Investigação oftalmológica é essencial em países endêmicos

Em países como o Brasil, onde a prevalência da tuberculose é significativa, a investigação oftalmológica minuciosa torna-se fundamental para identificar a infecção extrapulmonar, inclusive em pacientes imunocompetentes.

olho
Imagem: Freepik

Assim, reforça-se a importância de uma abordagem clínica atenta e integrada.
A conclusão deste artigo altera o manejo clínico ao validar que o início precoce do tratamento antituberculose, associado à vigilância constante contra complicações, é um fator determinante para reverter quadros de perda visual e evitar sequelas visuais graves“, conclui a Dra. Luciana.

Publicação científica

A pesquisa Chasing shadows: case series of six posterior segment manifestations of ocular tuberculosis foi publicada na revista científica AME Case Reports.
A pesquisa Chasing shadows: case series of six posterior segment manifestations of ocular tuberculosis foi publicada na revista científica AME Case Reports: https://acr.amegroups.org/article/view/12117/html.

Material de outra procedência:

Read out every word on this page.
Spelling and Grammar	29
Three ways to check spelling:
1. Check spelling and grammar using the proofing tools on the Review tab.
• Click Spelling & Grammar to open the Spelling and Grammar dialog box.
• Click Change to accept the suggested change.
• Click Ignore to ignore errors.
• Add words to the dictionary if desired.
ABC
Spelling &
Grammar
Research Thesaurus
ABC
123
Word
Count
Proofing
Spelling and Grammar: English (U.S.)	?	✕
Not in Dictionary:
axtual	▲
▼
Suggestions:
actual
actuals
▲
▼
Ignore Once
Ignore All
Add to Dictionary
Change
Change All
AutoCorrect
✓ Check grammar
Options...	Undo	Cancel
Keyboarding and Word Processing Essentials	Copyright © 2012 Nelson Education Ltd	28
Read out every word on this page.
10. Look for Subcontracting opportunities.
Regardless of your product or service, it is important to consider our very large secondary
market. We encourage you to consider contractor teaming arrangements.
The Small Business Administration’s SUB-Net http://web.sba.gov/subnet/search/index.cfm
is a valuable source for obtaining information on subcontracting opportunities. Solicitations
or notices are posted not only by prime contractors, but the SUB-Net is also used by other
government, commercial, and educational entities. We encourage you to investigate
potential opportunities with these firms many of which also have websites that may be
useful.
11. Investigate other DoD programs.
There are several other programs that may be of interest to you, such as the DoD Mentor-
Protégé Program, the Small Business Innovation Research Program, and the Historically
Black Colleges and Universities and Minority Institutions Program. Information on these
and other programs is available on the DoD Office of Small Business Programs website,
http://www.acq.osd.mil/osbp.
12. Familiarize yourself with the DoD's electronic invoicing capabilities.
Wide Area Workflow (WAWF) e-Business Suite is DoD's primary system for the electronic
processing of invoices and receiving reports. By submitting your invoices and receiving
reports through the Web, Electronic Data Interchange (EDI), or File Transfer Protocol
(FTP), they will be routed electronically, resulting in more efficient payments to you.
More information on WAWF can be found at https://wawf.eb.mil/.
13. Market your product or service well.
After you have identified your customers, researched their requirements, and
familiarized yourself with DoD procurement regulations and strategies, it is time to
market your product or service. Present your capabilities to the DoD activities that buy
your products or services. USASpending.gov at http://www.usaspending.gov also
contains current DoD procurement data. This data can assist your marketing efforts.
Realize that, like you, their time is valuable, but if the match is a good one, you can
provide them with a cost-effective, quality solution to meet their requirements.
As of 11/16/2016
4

A tuberculose no mundo e no Brasil

A tuberculose continua sendo a principal causa de morte por um único agente infeccioso no mundo. Em 2024, quase 11 milhões de pessoas adoeceram e mais de um milhão morreram da doença, segundo a OMS. A taxa global de incidência caiu 1,7% entre 2023 e 2024, chegando a 131 casos por 100 mil habitantes. No Brasil, de acordo com o Boletim Epidemiológico Tuberculose 2025, foram registrados mais de 85 mil casos novos em 2024. Em 2023, ocorreram cerca de 6 mil mortes no país.

O Dia Mundial de Combate à Tuberculose é celebrado em 24 de março e tem como objetivo conscientizar a população sobre a prevenção, o diagnóstico e o tratamento da doença, que ainda figura entre as infecções mais letais no mundo. A data marca o anúncio da descoberta do Mycobacterium tuberculosis (bacilo de Koch), realizado em 1882.

No Brasil, além disso, é promovida a Semana Nacional de Mobilização e Luta contra a Tuberculose, entre os dias 24 e 31 de março, reforçando a importância da informação e do enfrentamento da doença.